Но сбеги он сейчас — больше никогда не увидит мать. Бросит её так же, как она его. Нет, гораздо хуже. Пусть то и было жестоким заблуждением, но мать отдала сына ради него самого. Не потому, что он ей надоел или был в тягость. Не потому, что больше не хотела видеть. Когда он сгорал от жара, терзаемый страшной лихорадкой, когда приведённые знахари качали головами, когда соседи шептали соболезнования и советовали гробовщика, мать оставалась подле сына. За больным глаз да глаз, работу не поищешь, а последнего дружка она прогнала за то, что выставил ребёнка из дому в грозу, чтобы не мешался под ногами.

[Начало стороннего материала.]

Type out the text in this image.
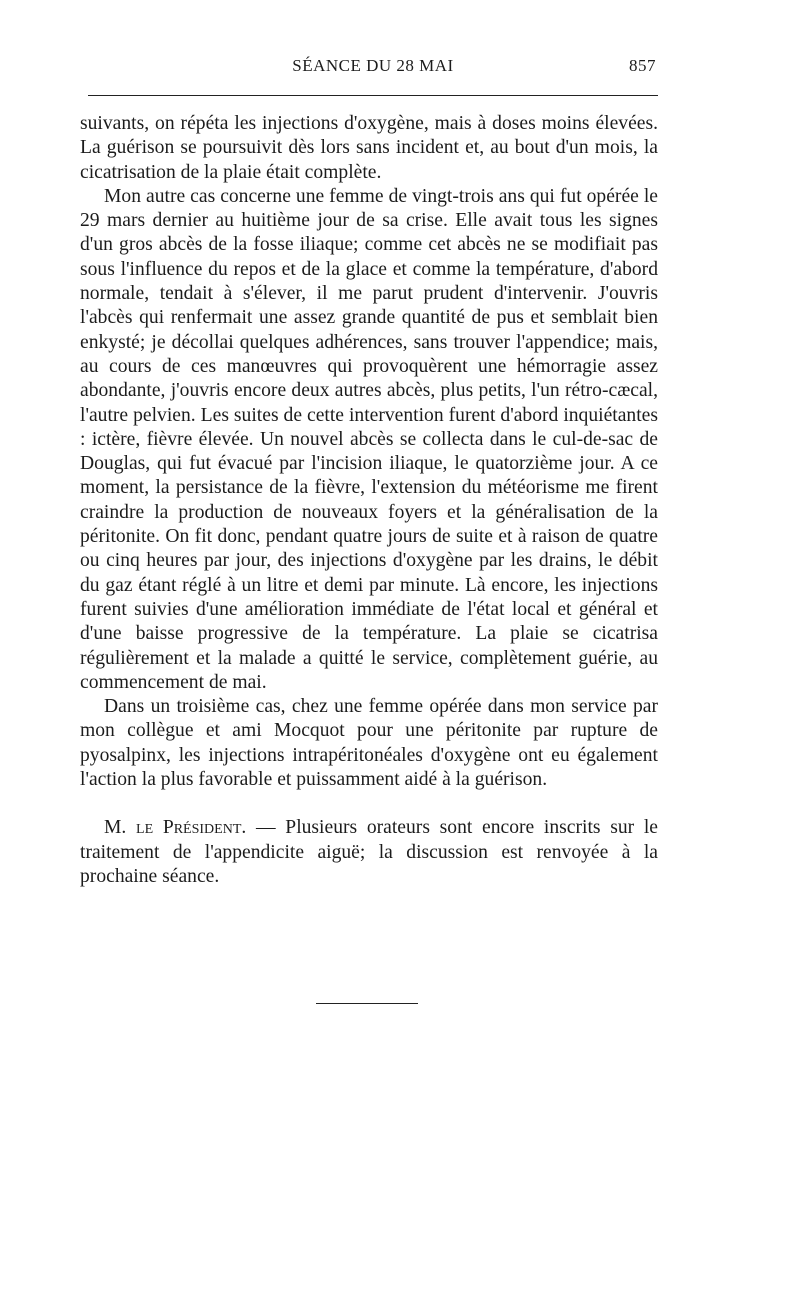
SÉANCE DU 28 MAI	857

suivants, on répéta les injections d'oxygène, mais à doses moins élevées. La guérison se poursuivit dès lors sans incident et, au bout d'un mois, la cicatrisation de la plaie était complète.

Mon autre cas concerne une femme de vingt-trois ans qui fut opérée le 29 mars dernier au huitième jour de sa crise. Elle avait tous les signes d'un gros abcès de la fosse iliaque; comme cet abcès ne se modifiait pas sous l'influence du repos et de la glace et comme la température, d'abord normale, tendait à s'élever, il me parut prudent d'intervenir. J'ouvris l'abcès qui renfermait une assez grande quantité de pus et semblait bien enkysté; je décollai quelques adhérences, sans trouver l'appendice; mais, au cours de ces manœuvres qui provoquèrent une hémorragie assez abondante, j'ouvris encore deux autres abcès, plus petits, l'un rétro-cæcal, l'autre pelvien. Les suites de cette intervention furent d'abord inquiétantes : ictère, fièvre élevée. Un nouvel abcès se collecta dans le cul-de-sac de Douglas, qui fut évacué par l'incision iliaque, le quatorzième jour. A ce moment, la persistance de la fièvre, l'extension du météorisme me firent craindre la production de nouveaux foyers et la généralisation de la péritonite. On fit donc, pendant quatre jours de suite et à raison de quatre ou cinq heures par jour, des injections d'oxygène par les drains, le débit du gaz étant réglé à un litre et demi par minute. Là encore, les injections furent suivies d'une amélioration immédiate de l'état local et général et d'une baisse progressive de la température. La plaie se cicatrisa régulièrement et la malade a quitté le service, complètement guérie, au commencement de mai.

Dans un troisième cas, chez une femme opérée dans mon service par mon collègue et ami Mocquot pour une péritonite par rupture de pyosalpinx, les injections intrapéritonéales d'oxygène ont eu également l'action la plus favorable et puissamment aidé à la guérison.

M. le Président. — Plusieurs orateurs sont encore inscrits sur le traitement de l'appendicite aiguë; la discussion est renvoyée à la prochaine séance.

И когда болезнь почти пожрала Ро, денег на жизнь не осталось, а из комнаты попросили убраться да поскорей и плевать, что за окнами ночь и дождь, мать не сдалась и не отступила. Стучалась в захудалый храм Колласа и просила о помощи земляков.
Роваджи понимал, что не выжил бы без правильного лечения. Лихорадка считалась главной убийцей в стране гроз и не щадила никого от мала до велика. Народная медицина Халасата — та, что была доступна для бедняков, — редко когда могла облегчить болезнь и ещё реже исцеляла. Лекари Алуара не совершали чудес, но хотя бы лечили всех, так как среди алорцев не было бедных и богатых в привычном понимании этих определений. И всё же их помощь имела цену. Они служили Колласу, а не тому, кто платит, и их истинным предназначением было наставлять сородичей на праведный путь. Ро выжил, получив новую жизнь, хоть ему и думалось в минуты отчаяния, что лучше бы он тогда умер, чем попал сюда.
Но внезапно тень смерти нависла над матерью. Над той, что сделала всё возможное, ради сына. А он неспособен ничем помочь и даже просто быть рядом. Теперь то, что ему казалось ненавистью к ней, тотчас обернулось против него самого. Это он далеко, когда нужен ей. Это из-за него она и сама угодила в ловушку. Теперь они оба скованны, заперты, несчастны. Ро винил и оправдывал мать и себя, но легче от того не становилось. Нужно было найти хоть какую-то опору, чтобы не сойти с ума. Чтобы прямо сейчас не влезть на крышу казармы и не шагнуть за край от переизбытка чувств.
«Но если будешь на хорошем счету…»
Что ж, это будет сложно, но выполнимо. Не самая большая цена, чтобы в последний раз обнять любимого человека и покинуть это ненавистное место. Без ненадёжного плана с сотнями переменных. Без надобности лишний раз полагаться на удачу. Ро решил сделать всё, чтобы увидеть мать. Он знал, что её последним пристанищем стал город Оплот. Местечко далёкое и безызвестное, но, к счастью, у самой границы.